Along the way, he meets up with the very strange Mr. Wednesday (McShane) who offers him a job, but Shadow’s not feeling the weird vibes off of Mr. Wednesday, and he already has a job waiting. Or, he did. That doesn’t work out, and he does end up in Mr. Wednesdays employ. That’s when sh*t truly gets weird.
They end up at a bar and meet an honest to goodness Leprechaun who is humongous and taunts Shadow, attempting to break the ex-con’s self-control. It works and the two get into this amazing bar fight. Just so well choreographed.
Poor Shadow finally makes it home, but only to find that his wife had been sleeping with Shadow’s best friend. Making matters worse, the two cheaters died mid-fellatio. Enter his old friend’s widow — Audrey (Betty Gilpin).

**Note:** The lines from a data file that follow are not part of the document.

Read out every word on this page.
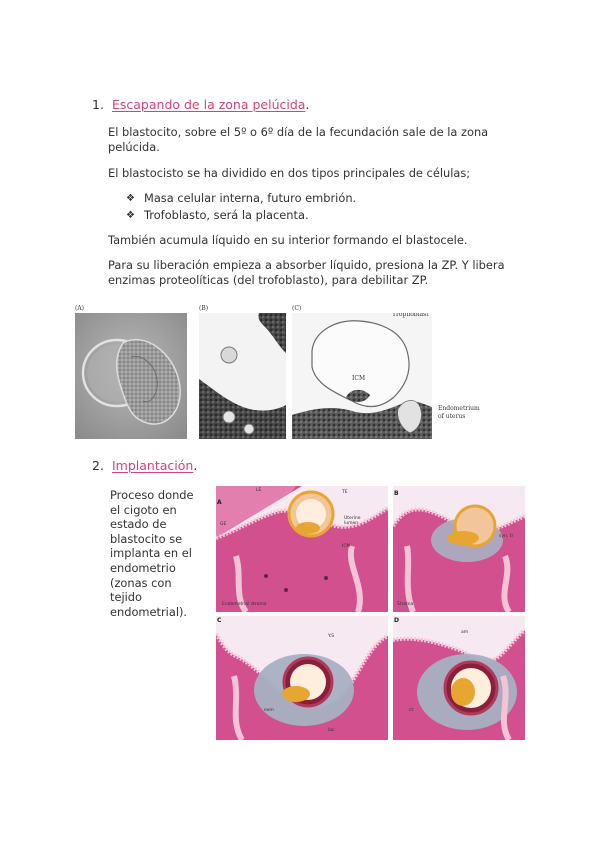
1. Escapando de la zona pelúcida.
El blastocito, sobre el 5º o 6º día de la fecundación sale de la zona
pelúcida.
El blastocisto se ha dividido en dos tipos principales de células;
❖ Masa celular interna, futuro embrión.
❖ Trofoblasto, será la placenta.
También acumula líquido en su interior formando el blastocele.
Para su liberación empieza a absorber líquido, presiona la ZP. Y libera
enzimas proteolíticas (del trofoblasto), para debilitar ZP.
(A)	(B)	(C)
Trophoblast
ICM
Endometrium
of uterus
2. Implantación.
Proceso donde
el cigoto en
estado de
blastocito se
implanta en el
endometrio
(zonas con
tejido
endometrial).
LE	TE
GE
Uterine lumen
ICM
Endometrial stroma
A
syn. tr
Stroma
B
Y.S
exm
lac
C
am
ct
D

Earlier in the episode, we saw Shadow’s control break for just a moment as he shouted out his grief to the heavens, and then he was at Laura’s graveside, processing his betrayal and grief. Audrey informed Shadow that she’d just relieved herself on her dead husband’s grave. Then she thought a befitting revenge might be the two of them getting busy in the graveyard. On top of Laura’s grave? Shadow turns her down, which is a good thing. I was still processing the whole “Bilquis and her man-swallowing vajayjay” scene.
4) The Gods Must Be Crazy
The show’s premise revolves around human Shadow getting pulled into this war between the Gods of old and the new ones that humans have begun worshipping. Think Loki and Zeus going up against the gods that we’ve created.
What do so many value these days? Fame? Entertainment? Money? Poor Bilquis, a fertility goddess has to engage in online dating to get her kicks. We see a technogod(?) kidnap and interrogate Shadow at one point. Then he tries to lynch our protagonist when Shadow can’t tell him anything about what Mr. Wednesday might be up to.
This episode only gives a taste of what’s to come. I found myself wondering what it was about Shadow that brought him to the attention of the Gods. Could Shadow be God-touched or even a demi-God? Don’t tell me. I’m waiting to read the books after Season 1 ends.
5) From Book to the Screen
Again, I haven’t checked out the books yet. I didn’t want to color my perception of the show either way. I was already too excited for the show, and come on you guys, 90% of the time a show fails at doing true justice to what’s written. Based on the tweets and from what I’ve read since last night, the premiere was pretty much a word for word translation, but the showrunners have said that this will not be entirely true for the rest of the season. They do plan to take creative license with some things and make the story work in the way that needs to happen now that it is live-action.
I also saw that a lot of readers were quite happy to see wild scenes like the red room with Bilquis brought to life. The readers were initially uncertain how a true rendering of that scene could be depicted, and Green and Fuller definitely made it happen.
So what did you think of the premiere? Did it win you over, and if so what was your favorite part?